Mosse’s third outing into the history of the Languedoc is set during World War II, specifically in the zone non-occupé in Carcassonne in the south of France.  Similar to Labyrinth and Sepulchre the story is a dual narrative set in two very different lifetimes this one is divided between the fourth century and 1942-1944. The story focuses on a network of women, resistance fighters codenamed Citadel, whose strength and determination to resist the Nazi threat leads to the unravelling of a forgotten mystery that reveals a well-hidden and powerful secret.

The main protagonist is 18yr old Sandrine who finds herself thrust into the limelight after saving and meeting a young man, at first it appears chance circumstances brought her to this moment but as the story progresses history reveals that it was her destiny all along.  She is supported by a varied cast of women, my favourite being Lucie, who is often disregarded as ignorant but is in fact the most useful and inspirational of the team in terms of strength of spirit. Alongside the women we have a diverse cast of males:  Raoul Pelletier, who ends up on the run after his network has been infiltrated by the spy, Leo Authié, who moonlights as a French intelligence officer but whose main driving force is finding and destroying the codex.

Love and betrayal are obviously the prevalent themes throughout the entire novel, which isn’t a huge surprise given that the story is juxtaposed between the Nazi regime and French resistance. It’s refreshing to read, that when faced with such a horrific period of history, Mosse doesn’t shy away from the brutality and manages to create a realistic account of resistance groups and the fear and repercussions that went with their activities. Plus, even though, this novel does focus on love and the bonds of friendship it certainly doesn’t kowtow to a chocolate box finale but manages to create a satisfying and moving ending.

Mosse’s multiple narratives are by now a familiar feature of her writing. She weaves the lives of Sandrine and her friends as they attempt to find the codex, with Arminius a young, fourth-century monk risking death to save the heretical text from the flames. The characters from each thread are successfully woven together thought the chapters as their family history is revealed.
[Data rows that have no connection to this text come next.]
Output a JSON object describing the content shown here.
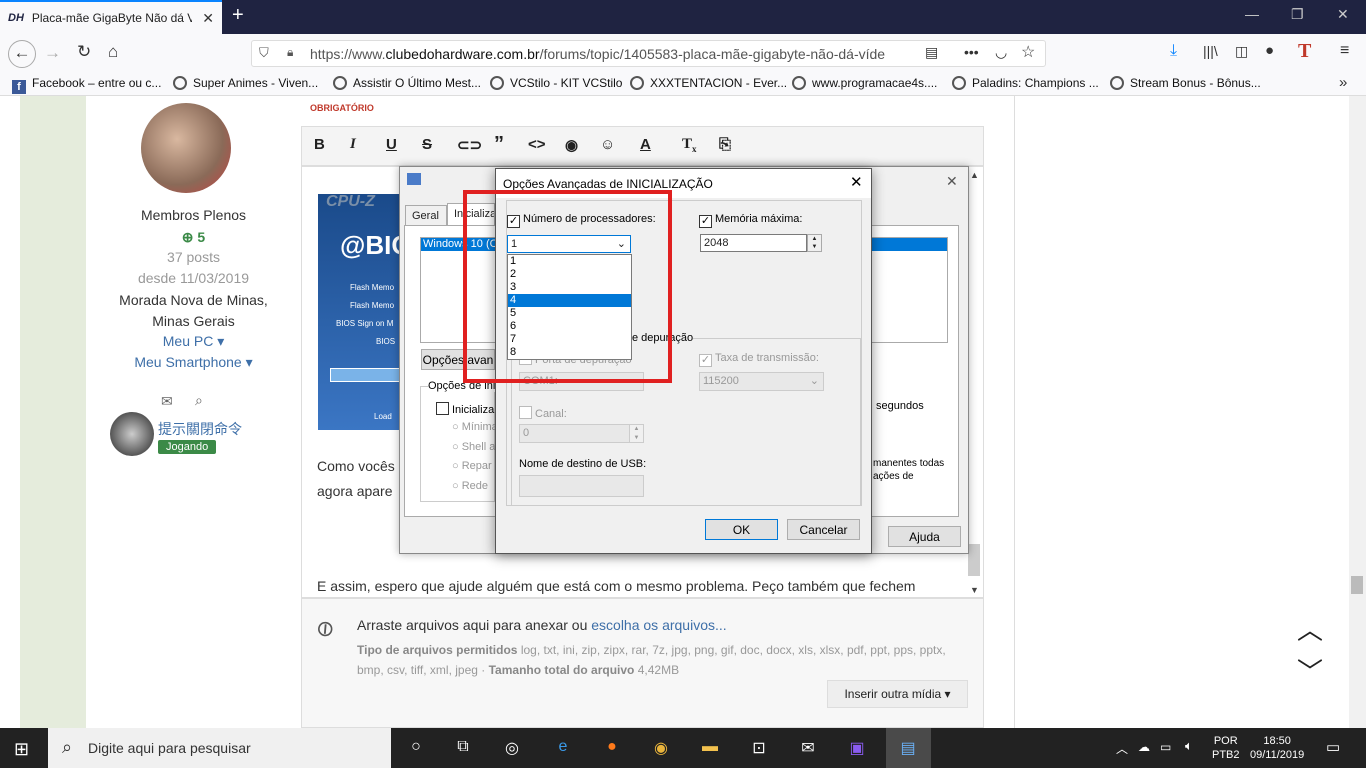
{
  "browser": {
    "tab_title": "Placa-mãe GigaByte Não dá Víde",
    "tab_favicon": "DH",
    "url_prefix": "https://www.",
    "url_domain": "clubedohardware.com.br",
    "url_path": "/forums/topic/1405583-placa-mãe-gigabyte-não-dá-víde"
  },
  "bookmarks": [
    "Facebook – entre ou c...",
    "Super Animes - Viven...",
    "Assistir O Último Mest...",
    "VCStilo - KIT VCStilo",
    "XXXTENTACION - Ever...",
    "www.programacae4s....",
    "Paladins: Champions ...",
    "Stream Bonus - Bônus..."
  ],
  "sidebar": {
    "group": "Membros Plenos",
    "rep": "5",
    "posts": "37 posts",
    "since": "desde 11/03/2019",
    "location1": "Morada Nova de Minas,",
    "location2": "Minas Gerais",
    "my_pc": "Meu PC",
    "my_phone": "Meu Smartphone",
    "user2_name": "提示關閉命令",
    "user2_badge": "Jogando"
  },
  "editor": {
    "required_label": "OBRIGATÓRIO",
    "para1a": "Como vocês",
    "para1b": "agora apare",
    "para1_right1": "manentes todas",
    "para1_right2": "ações de",
    "para2": "E assim, espero que ajude alguém que está com o mesmo problema. Peço também que fechem"
  },
  "attach": {
    "drag_text": "Arraste arquivos aqui para anexar ou",
    "choose_link": "escolha os arquivos...",
    "types_label": "Tipo de arquivos permitidos",
    "types": "log, txt, ini, zip, zipx, rar, 7z, jpg, png, gif, doc, docx, xls, xlsx, pdf, ppt, pps, pptx, bmp, csv, tiff, xml, jpeg",
    "size_label": "Tamanho total do arquivo",
    "size": "4,42MB",
    "insert_button": "Inserir outra mídia"
  },
  "cpuz": {
    "logo": "CPU-Z",
    "tab_general": "Geral",
    "tab_boot": "Inicializa",
    "boot_entry": "Windows 10 (C",
    "adv_button": "Opções avan",
    "boot_options": "Opções de ini",
    "safe_boot": "Inicializa",
    "radio1": "Mínima",
    "radio2": "Shell a",
    "radio3": "Repar",
    "radio4": "Rede",
    "seconds": "segundos",
    "help_button": "Ajuda",
    "bios_text": "@BIO",
    "flash1": "Flash Memo",
    "flash2": "Flash Memo",
    "bios_sign": "BIOS Sign on M",
    "bios": "BIOS",
    "load": "Load"
  },
  "dialog": {
    "title": "Opções Avançadas de INICIALIZAÇÃO",
    "num_proc_label": "Número de processadores:",
    "num_proc_value": "1",
    "proc_options": [
      "1",
      "2",
      "3",
      "4",
      "5",
      "6",
      "7",
      "8"
    ],
    "proc_highlighted": "4",
    "max_mem_label": "Memória máxima:",
    "max_mem_value": "2048",
    "debug_group": "e depuração",
    "debug_port_label": "Porta de depuração",
    "debug_port_value": "COM1:",
    "baud_label": "Taxa de transmissão:",
    "baud_value": "115200",
    "channel_label": "Canal:",
    "channel_value": "0",
    "usb_label": "Nome de destino de USB:",
    "ok": "OK",
    "cancel": "Cancelar"
  },
  "taskbar": {
    "search_placeholder": "Digite aqui para pesquisar",
    "lang1": "POR",
    "lang2": "PTB2",
    "time": "18:50",
    "date": "09/11/2019"
  }
}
I was also thrilled when the enigmatic and ageless character of Audric Baillard reared his head for a third time, Mosse once again uses him to fuse the past and the present and keep the momentum of the plot going.
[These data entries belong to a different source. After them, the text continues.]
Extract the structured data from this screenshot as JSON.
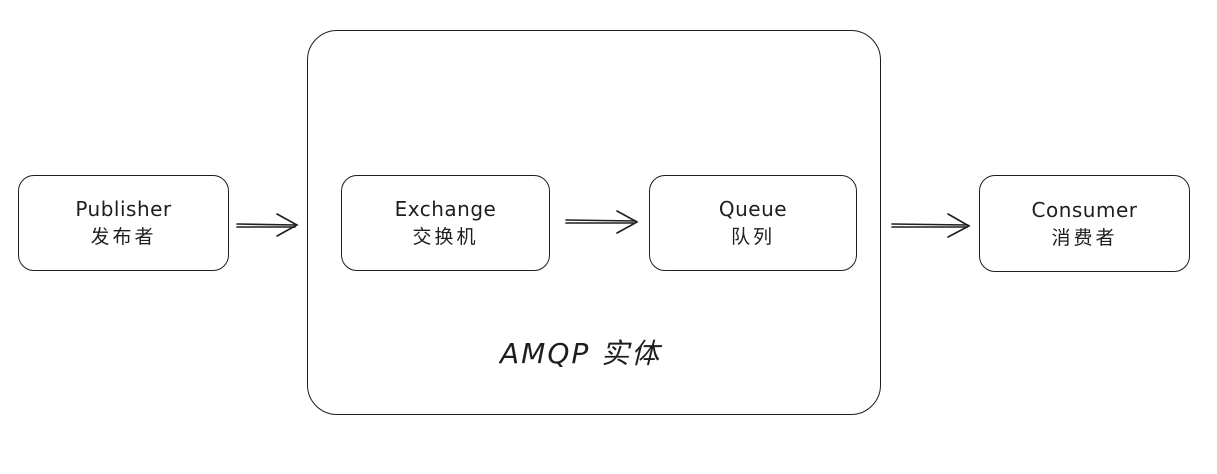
{
  "nodes": {
    "publisher": {
      "title": "Publisher",
      "subtitle": "发布者"
    },
    "exchange": {
      "title": "Exchange",
      "subtitle": "交换机"
    },
    "queue": {
      "title": "Queue",
      "subtitle": "队列"
    },
    "consumer": {
      "title": "Consumer",
      "subtitle": "消费者"
    }
  },
  "group": {
    "label": "AMQP 实体"
  },
  "colors": {
    "stroke": "#1e1e1e",
    "background": "#ffffff"
  }
}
What I admire about Mosse’s writing is her commitment to carrying out thorough research on her chosen area of France and its history.  She creates characters like Authié who represent the opposing forces, although not himself part of the SS, his ruthlessness and levels of brutality he will use to get results are precise in detail in terms of the mindset of the Nazi regime.

With equal accuracy she depicts the daily life of the zone non-occupé in terms of fear, hardship and the difficulties of communication, not to forget the atmosphere of condemnation and the twitching curtains next door.  And there is no shortage of descriptive passages of daily round-ups and beatings or simply the disappearance of neighbours and loved ones. This is yet another clever balance between historical and fantasy fiction.

I was relieved that Mosse’s final addition to her Languedoc trilogy did not disappoint. After reading both Labyrinth and Sepulchre I was worried that she would have lost her ability to completely ensnare me in her protagonist’s adventures, a fear that was unfounded. I did prefer her first two novels, however, I thoroughly enjoyed Citadel and the fact it covered a part of history that I have particular interest in was simply a bonus to what is already a captivating and thrilling story.

Rating: 8 out of 10 – not as good as the other two, but do read them all!